The proposed DFFN is used to discriminatively estimate useful frequency information for latent clear image restoration. To demonstrate its effectiveness on image deblurring, we compare the proposed method with two baselines. For the first baseline, we compare the proposed method only using the DFFN (w/ only DFFN for short) and the proposed method only using the original FFN (w/ only FFN for short). For the second baseline, we compare the proposed method with the one that replaces the DFFN with the original FFN in the proposed method (FSAS+FFN). The comparisons of “w/ only DFFN” and “w/ only FFN” in Table 5 show that using the proposed DFFN generates better results, where the PSNR value is 0.36dB higher.
In addition, the comparisons of “FSAS+FFN” and “FSAS+DFFN” in Table 5 show that using the proposed DFFN further improves the performance.
Figure 8 shows the visualization results by these above mentioned baseline methods. Using the proposed DFFN generates better deblurred images, where the windows are recovered well shown in Figure 8(c).

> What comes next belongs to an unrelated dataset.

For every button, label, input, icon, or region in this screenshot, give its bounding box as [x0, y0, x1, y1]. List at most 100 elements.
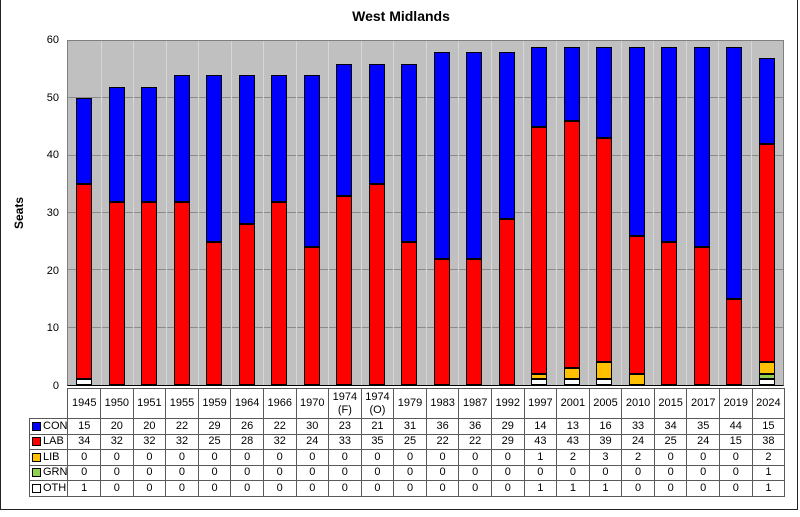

Effect of the asymmetric encoder-decoder network.
As demonstrated in Section 3.3, the shallow features extracted by encoder module usually contain blur effects that affect the estimations of FSAS. We thus embed it into the decoder module, which leads to an asymmetric encoder-decoder network for better image deblurring. To examine the effect of this network design, we compare the network that puts the FSAS into both the encoder and decoder modules (“FSAS in enc&dec” in Table 6). Table 6 shows that using the FSAS in the decoder module generates better results, where the PSNR value is at least 0.17dB higher. The visual comparisons in Figure 9(b) and (c) further demonstrate that using the FSAS in the decoder module generates better clear images.
|Methods||FSAS in enc&dec||FSAS in dec (Ours)|
|(a) Blurred image||(b) FSAS in enc&dec||(c) FSAS in dec (Ours)|
Motivated by the convolution theorem, we have presented an effective and efficient method that explores the properties of Transformers for high-quality image deblurring. We have developed an efficient frequency domain-based self-attention solver (FSAS) to estimate the scaled dot-product attention by an element-wise product operation instead of the matrix multiplication in the spatial domain, where we show that the spatial complexity and the computational complexity are significantly reduced. We further propose a DFFN to discriminatively determine which low and high frequency information of the features should be preserved for latent clear image restoration. Moreover, we develop an asymmetrical network based on an encoder and decoder architecture, where the FSAS is only used in the decoder module for better image deblurring. By training the proposed method in an end-to-end manner, we show that it performs favorably against the state-of-the-art approaches in terms of accuracy and efficiency.